Probably quite a while as whole industries will need to re-think how they buy and sell advertising, but surely it has to happen?
TV and radio audiences are fragmenting across hundreds of digital channels, with increasing program or program-genre loyalty at the expense of channel loyalty. Niche channels are offering advertisers a very clear proposition "People who are interested in gardening", "People who like sport", "People who like soaps". Some of the larger mass market broadcasters are beginning to mine their BARB data for similar sorts of viewing trends (again, "people who watch sport" etc.).
Advertisers are surely more interested in users' behaviour than necessarily who they are, how old they are, where they live, what gender they are. Traditional demographics are merely a somewhat blunt tool to enable advertisers to predict behaviour: an AB 18-15yr old male living in the South East is more / less likely to buy my product or service.
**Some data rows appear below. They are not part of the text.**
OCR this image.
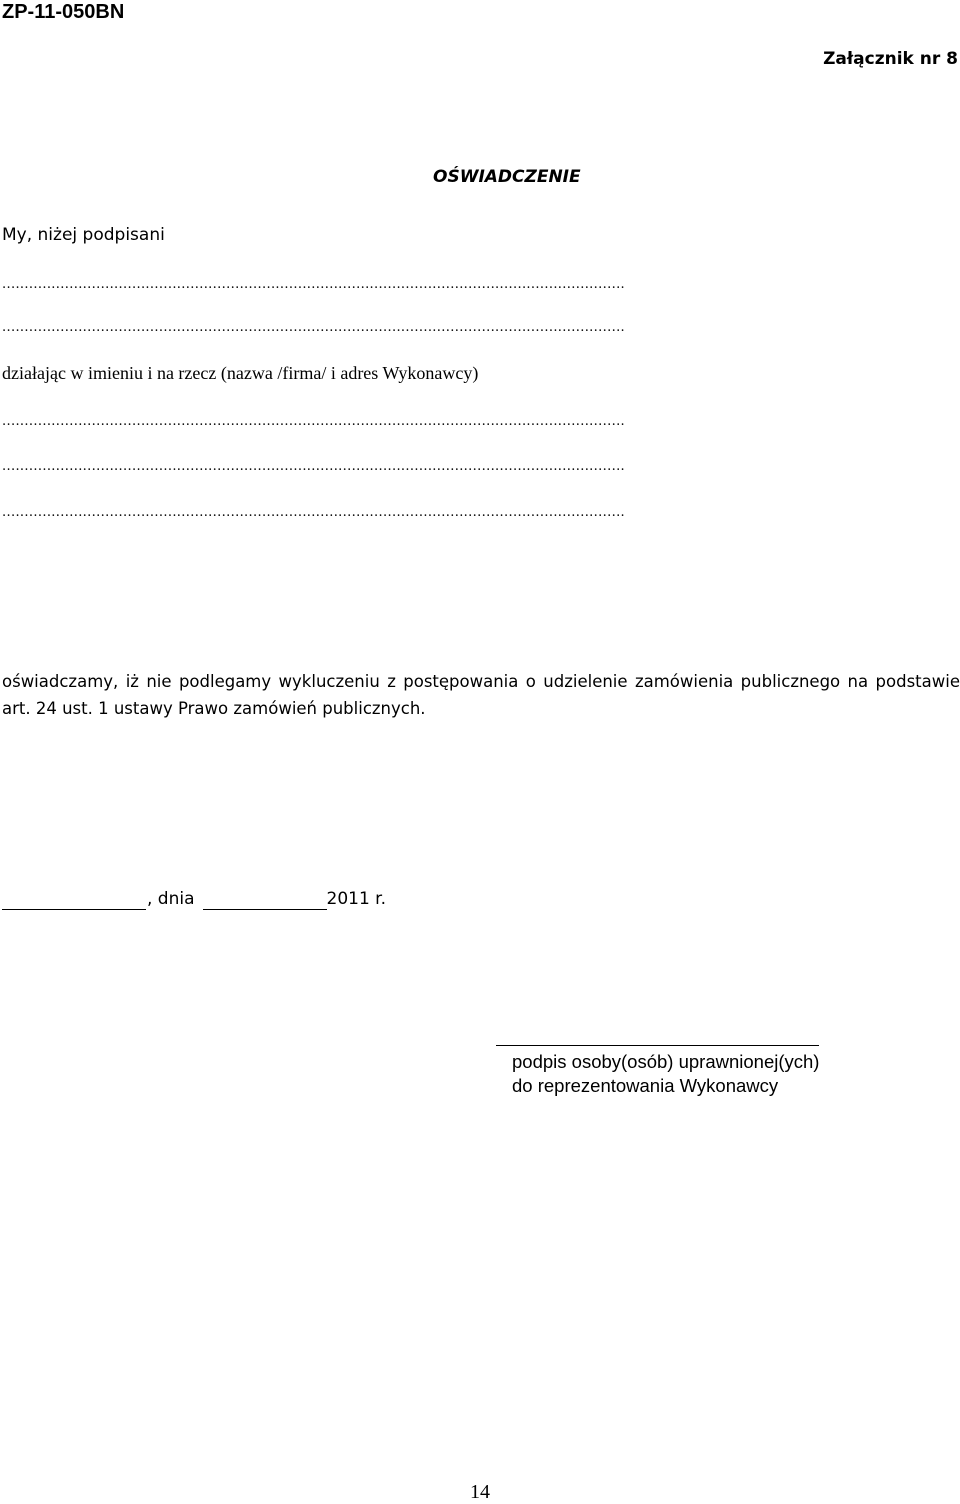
ZP-11-050BN
Załącznik nr 8
OŚWIADCZENIE
My, niżej podpisani
...........................................................................................................................................
...........................................................................................................................................
działając w imieniu i na rzecz (nazwa /firma/ i adres Wykonawcy)
...........................................................................................................................................
...........................................................................................................................................
...........................................................................................................................................
oświadczamy, iż nie podlegamy wykluczeniu z postępowania o udzielenie zamówienia publicznego na podstawie art. 24 ust. 1 ustawy Prawo zamówień publicznych.
, dnia	2011 r.
podpis osoby(osób) uprawnionej(ych)
do reprezentowania Wykonawcy
14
Adding an interest / preference layer to this sort of information ("..who likes to watch sports", "..who like to watch gardening programs") certainly helps refine the ability to predict behaviour but falls short of what it is possible to gauge through interactive channels such as the web, wireless internet, kiosks and iTV.
Transaction data, clickstream data and user profile data, all of which can be captured through these digital channels, build a picture not just of who someone is but how they behave. If I am selling gardening products do I really care what demographic the person is as long as I know they buy lots of gardening products? If I am lastminute.com wouldn't I like to advertise to people with a propensity to surf on Friday evenings, make impulse decisions, and enjoy going away for the weekend? As an e-commerce site, wouldn't I like to focus my advertising budget on reaching people who have an interest in my products and a high propensity to buy online?
If the above is indeed desirable, the reasons that it is not yet happening to any significant degree are probably:
1. The big players, buy and sell side, don't appear to want to rock the boat too quickly
2. Lack of standards and standardised metrics for these kinds of segmentation
3. And most importantly, very few interactive properties are able to offer these kinds of user behavioural segmentations to their advertisers.
In the first phase of building their interactive property, media owners concentrated on 'getting something up there' and usually the data capture mandate was 'capture it all, everything we can'. The next phase saw more of a focus on marketing, getting people to the site. Now it is time to concentrate on really understanding those users, building relationships with them, retaining them, devising customer retention and loyalty schemes. All of these things require customer-centric data. If you have that (how and why to get it is the subject of another post), then you can also begin to cluster your customers into behavioural segments.
I want people who are interested in e-business and have a high propensity to contribute useful postings to discussion forums. Can anyone give me that?